Bu ülkenin onlara biçtiği kaderden, hayatın çifte standartından, elalemin küfründen, komşunun önyargısından, sokaktaki adamın cehaletinden, bir anlık öfkenizden, can yakan dilinizden kendi kadınlarınızı koruyun. Bugün her birini arayın, olmadı bir mesaj atın, Kadınlar Günü’nü kutlayın. Hatta sonra şuraya da bir imza atın: http://defnedevrimi.com/

* Ajda Pekkan’ın Cool Kadın adlı şarkısından

Fotoğraf için:

Dünya Kadınlar Günümüzü kutlayan Bozbaykuşlar’a selam olsun.

Aslında ofsayta da, ofsayttan doğan endirekt vuruşa da basardı kafamız ama siz maçı izlerken kimimiz size meyve soymakla, kimimiz bulaşık yıkamakla meşguldük. Kafamızı uzatıp televizyona bakacak olduk “sen anlamazsın” dediler, futboldan geri kaldık. Bir Messi’yi biliyoruz, bir de penaltıyı. Bizden bu kadar. Kusura bakmayın beyler. ✪

29 Comments Bir yanıt yazın

  1. Yazımı “isbilir” in yorumlarına bir cevap niteliginde yazmıstım, ufak bir acıklama olsun :) ortaya yazılmıs görünüyor yorumum.

    Sorun yasamayan kadın yok diyerek ben de “Beyonce- if were a boy” sarkısını armagan ediyorum herkese :P Ajda’dan sonra dinleme listesine ekleyebiliriz :)

  2. evet bu makale doğruları içeriyor, ilkay hanım iyi bir gözlemle doğru tespilerde bulunmuş ve bu yazılan talihsiz olaylardan illaki biri bir kadının başından geçmiştir… fakat çok acımasızca ve sanki hiç bir çıkış yolu yokmuşcasına yazılmış bir yazı.. büyük bir muhtaçlık içeriyor.. yazıyı okuyunca ne kadar zavallı bir varlığım Allah ım,niye yarattın beni diye düşündüm… batsın bu dünya yani….

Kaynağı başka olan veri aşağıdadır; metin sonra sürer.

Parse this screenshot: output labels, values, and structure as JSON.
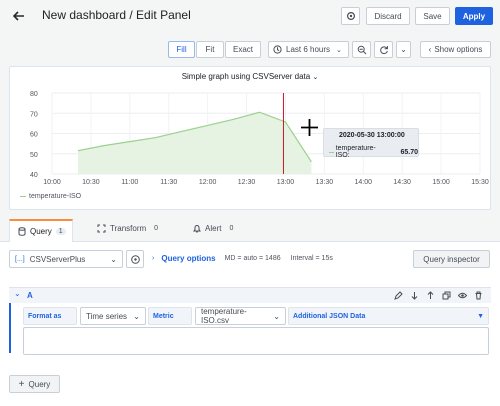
{
  "header": {
    "title": "New dashboard / Edit Panel",
    "discard": "Discard",
    "save": "Save",
    "apply": "Apply"
  },
  "toolbar": {
    "fill": "Fill",
    "fit": "Fit",
    "exact": "Exact",
    "time_range": "Last 6 hours",
    "show_options": "Show options"
  },
  "panel": {
    "title": "Simple graph using CSVServer data",
    "legend": "temperature-ISO",
    "tooltip": {
      "time": "2020-05-30 13:00:00",
      "series": "temperature-ISO:",
      "value": "65.70"
    }
  },
  "chart_data": {
    "type": "area",
    "x": [
      "10:20",
      "10:40",
      "11:00",
      "11:20",
      "11:40",
      "12:00",
      "12:20",
      "12:40",
      "13:00",
      "13:20"
    ],
    "series": [
      {
        "name": "temperature-ISO",
        "values": [
          51.5,
          54,
          56,
          58,
          61,
          64,
          67,
          70.5,
          65.7,
          46
        ]
      }
    ],
    "y_ticks": [
      "40",
      "50",
      "60",
      "70",
      "80"
    ],
    "x_ticks": [
      "10:00",
      "10:30",
      "11:00",
      "11:30",
      "12:00",
      "12:30",
      "13:00",
      "13:30",
      "14:00",
      "14:30",
      "15:00",
      "15:30"
    ],
    "ylim": [
      40,
      80
    ],
    "grid": true,
    "legend": "bottom-left",
    "colors": {
      "line": "#9bd08e",
      "fill": "#e6f3e2",
      "cursor": "#c4162a"
    }
  },
  "tabs": [
    {
      "label": "Query",
      "count": "1"
    },
    {
      "label": "Transform",
      "count": "0"
    },
    {
      "label": "Alert",
      "count": "0"
    }
  ],
  "query": {
    "datasource": "CSVServerPlus",
    "options_label": "Query options",
    "md": "MD = auto = 1486",
    "interval": "Interval = 15s",
    "inspector": "Query inspector",
    "ref": "A",
    "format_label": "Format as",
    "format_value": "Time series",
    "metric_label": "Metric",
    "metric_value": "temperature-ISO.csv",
    "json_label": "Additional JSON Data",
    "add_query": "Query"
  },
  "colors": {
    "primary": "#1f62e0",
    "link": "#1f62e0",
    "border": "#c7d0d9"
  }
}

    bence DÜNYA da kadına karşı bir aşağılama dürtüsü var hatta hep vardı; freud “penis kıskançlığı” ndan bahsetmiştir mesela, ya onu bırakın kadın bile kadını aşağlıyor… hatta bahsettiğiniz olayların çoğu yine kadın eliyle gerçekleştirilmiş… burada bahsedilenlerin büyük bir kısmı türkiye ye has bir durum bile değil ; kadın herzaman her yerde  2. planda.. kadın az maaş alır, kadının sorumlulukları vardır ve onları öteleyip kendine zaman ayıramaz (ama erkek yeter bu kadar diyip kafayı dinler. gerçi şu da var ki sorumluluklar aslında insalık gereğidir de ..neyse bu konu fazla detay ister uzatmayayım.), kadın aciz kimsesiz muhtaç vb ise tecavüze uğrar vs vs… kadının kaderi bu, kadullenmek lazım :) demiyorum tabi ki.. ama dert yanmaktansa ,kahretmektense herkes kendini engellere rağmen gerçekleştirmeye çalışsa; yani yapabildiği yere kadar sınırlarının son hududuna ulaşıncaya kadar çalışsa,  elinden gelini ardına koymasa bunlardan bahsetmeye gerek kalmayacak ki sadece bahsettmek bunları kabullenmekten öteye de gitmez.. ehh bunları yapabilmek için farklı perspektiflerden bakabilmek, bakış açılarını genişletmek değiştirbilmek, bilinçlenmek lazım bunlar içinde eğitim lazım bunu ulaştırmak için de bizler gibi bilinçli insanların (bilinçliyiz sanırsam ) onlara yani kendini kandıran,kendini ve cinsini aşağılayan aslında yapabileceği çok şey varken elinden hiç bir şey gelmiyormuş gibi davranan insanların elinden tutmak lazım bi birliktelik lazım bayanlar… 
    ben kadınlar gününü bu kadar önemsemiyorum hatta umurumda bile değil sadece gönül almak için uydurulmuş günlerden biri olarak görüyorum. bir gün biz önemseneceksek hadi anneler gününü ve sevgililer gününü de katalım 3 gün önemseneceksek bırakın önemsenmeyelim, duygularımız okşanmasın daha iyi… sadece 3 gün aşırı sevgi ve saygı insanın dengesini bozar bence :) her gün biraz da olsa o iki kavramı görebilmektir aslolan…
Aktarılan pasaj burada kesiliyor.